Lo atropelló con el auto

Condenada por matar a un ladrón

Télam

María Galíndez, quien fue sometida a juicio por atropellar y matar con su auto a un joven que le había robado en la ciudad cordobesa de Río Cuarto, fue condenada este viernes a ocho años de prisión por un tribunal que entendió que debió haberse representado que con la maniobra podía causarle la muerte al ladrón que huía.

Tras escuchar la sentencia de la Cámara Segunda del Crimen local, la mujer rompió en llanto y con el rostro entre sus manos imploró para que no la aparten de uno de sus hijos que padece de cierta discapacidad, a pesar de que los jueces ya habían adelantado que seguirá en libertad hasta que el fallo quede firme.

La pena por “homicidio simple con dolo eventual” dictada por los jueces José Varela Geuna, Hugo Testa y Carlos Castellanos agravó lo pedido en su alegato por el fiscal Jorge Medina, quien había reclamado una condena de tres años de prisión por el delito de “homicidio culposo”.

En cambio, la Cámara sostuvo la figura penal bajo la cual fue enjuiciada la mujer, postura con la que coincidió el abogado Jorge Valverde, quien había reclamado 10 años de prisión en su carácter de querellante de la familia de Fernando Quiroga, el delincuente que murió al ser atropellado por el auto que conducía la imputada.

El defensor, Félix Nieto, quien había pedido que su clienta fuera absuelta y, en carácter subsidiario, sea condenada por homicidio culposo y que se le aplicara el mínimo de la pena, no ocultó su sorpresa por el veredicto al reconocer ante la prensa que “esto no estaba previsto por la defensa”.

Por su parte y en diálogo con los periodistas, la codefensora de Mariela, Soledad Nieto, anticipó que después de conocer los fundamentos del fallo lo apelarán ante el Tribunal Superior de Justicia e incluso prometió, “si es necesario”, llegar hasta la Corte Suprema de Justicia de la Nación.

Explicó que mientras se sustancien esas instancias judiciales, que podrían tardar hasta más de dos años en dilucidarse, la mujer permanecerá en libertad, posición con la cual coincidió el titular de la Cámara Segunda del Crimen, Oscar Testa.

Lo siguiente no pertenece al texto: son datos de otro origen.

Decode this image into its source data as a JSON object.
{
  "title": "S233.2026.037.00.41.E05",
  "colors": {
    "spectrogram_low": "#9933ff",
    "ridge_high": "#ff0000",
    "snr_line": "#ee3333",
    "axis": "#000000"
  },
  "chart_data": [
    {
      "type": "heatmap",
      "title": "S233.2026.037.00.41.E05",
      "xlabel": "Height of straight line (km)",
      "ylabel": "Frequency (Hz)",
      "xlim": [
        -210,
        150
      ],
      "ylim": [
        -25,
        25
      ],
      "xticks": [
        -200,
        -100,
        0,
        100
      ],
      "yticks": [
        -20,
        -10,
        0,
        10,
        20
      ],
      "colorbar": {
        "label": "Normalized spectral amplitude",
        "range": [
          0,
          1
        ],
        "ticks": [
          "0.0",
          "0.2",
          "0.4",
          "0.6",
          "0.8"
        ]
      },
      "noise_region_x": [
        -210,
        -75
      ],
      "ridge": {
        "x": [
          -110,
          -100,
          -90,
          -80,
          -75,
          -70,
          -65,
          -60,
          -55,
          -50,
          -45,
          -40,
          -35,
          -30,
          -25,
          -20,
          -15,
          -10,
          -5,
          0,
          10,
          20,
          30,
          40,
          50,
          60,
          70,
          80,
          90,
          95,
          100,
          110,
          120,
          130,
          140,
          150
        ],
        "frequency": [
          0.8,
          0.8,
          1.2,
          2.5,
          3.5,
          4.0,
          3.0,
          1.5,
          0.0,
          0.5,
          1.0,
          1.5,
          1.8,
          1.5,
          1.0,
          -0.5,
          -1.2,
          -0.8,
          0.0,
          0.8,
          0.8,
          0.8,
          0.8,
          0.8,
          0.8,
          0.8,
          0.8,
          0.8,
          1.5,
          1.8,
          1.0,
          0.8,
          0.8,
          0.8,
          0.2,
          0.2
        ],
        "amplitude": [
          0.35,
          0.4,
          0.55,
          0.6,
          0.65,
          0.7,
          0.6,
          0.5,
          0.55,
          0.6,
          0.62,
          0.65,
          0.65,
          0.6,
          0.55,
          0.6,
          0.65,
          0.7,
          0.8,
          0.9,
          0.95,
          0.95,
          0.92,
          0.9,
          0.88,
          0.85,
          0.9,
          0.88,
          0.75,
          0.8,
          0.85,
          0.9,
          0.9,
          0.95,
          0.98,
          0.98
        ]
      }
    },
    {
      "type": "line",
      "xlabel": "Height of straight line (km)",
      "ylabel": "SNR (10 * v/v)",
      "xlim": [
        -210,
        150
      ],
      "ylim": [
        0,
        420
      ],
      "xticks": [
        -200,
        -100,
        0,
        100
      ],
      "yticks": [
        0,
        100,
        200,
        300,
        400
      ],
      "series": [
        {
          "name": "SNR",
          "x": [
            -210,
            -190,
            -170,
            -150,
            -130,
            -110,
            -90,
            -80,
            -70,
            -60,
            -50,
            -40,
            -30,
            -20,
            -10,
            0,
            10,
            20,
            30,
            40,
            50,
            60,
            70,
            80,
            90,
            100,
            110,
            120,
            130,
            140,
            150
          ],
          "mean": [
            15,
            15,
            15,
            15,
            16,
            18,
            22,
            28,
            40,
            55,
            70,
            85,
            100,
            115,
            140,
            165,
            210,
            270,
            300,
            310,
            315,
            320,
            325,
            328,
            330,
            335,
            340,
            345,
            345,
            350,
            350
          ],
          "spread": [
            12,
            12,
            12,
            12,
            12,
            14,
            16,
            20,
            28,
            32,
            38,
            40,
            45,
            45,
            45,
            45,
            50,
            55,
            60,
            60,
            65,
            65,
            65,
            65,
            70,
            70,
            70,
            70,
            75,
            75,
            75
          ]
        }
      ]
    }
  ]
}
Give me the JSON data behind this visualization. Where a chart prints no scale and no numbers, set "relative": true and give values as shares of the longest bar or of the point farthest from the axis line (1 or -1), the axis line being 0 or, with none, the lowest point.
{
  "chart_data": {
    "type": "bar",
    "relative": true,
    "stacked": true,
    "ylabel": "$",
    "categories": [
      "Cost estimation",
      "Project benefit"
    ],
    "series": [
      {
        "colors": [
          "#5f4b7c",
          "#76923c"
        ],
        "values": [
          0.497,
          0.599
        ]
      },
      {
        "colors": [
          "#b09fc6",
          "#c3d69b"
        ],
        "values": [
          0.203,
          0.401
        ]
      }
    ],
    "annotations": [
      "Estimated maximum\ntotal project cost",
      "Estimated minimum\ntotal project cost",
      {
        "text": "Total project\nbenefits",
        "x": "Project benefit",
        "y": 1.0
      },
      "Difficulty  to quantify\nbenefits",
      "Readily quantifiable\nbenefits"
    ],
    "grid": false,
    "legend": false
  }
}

Al ser consultado por la prensa en torno al tema, el juez precisó que “la condena se cumplirá cuando el fallo quede firme” y tras revelar que “la defensa tiene quince días para interponer la casación”, aclaró que esta situación “es muy común cuando los acusados llegan en libertad al juicio”.

Fundamentó ese criterio en el hecho de que no se encontraron elementos que puedan hacer suponer que la imputada “pueda llegar a fugarse” y agregó que también se tuvieron en cuenta “los aspectos familiares de la mujer”.

El episodio se registró poco después de las 17 del día 12 de mayo de 2005 en la vivienda de pasaje Moyano 983 de esa ciudad, emplazada a 220 kilómetros al sur de la capital cordobesa.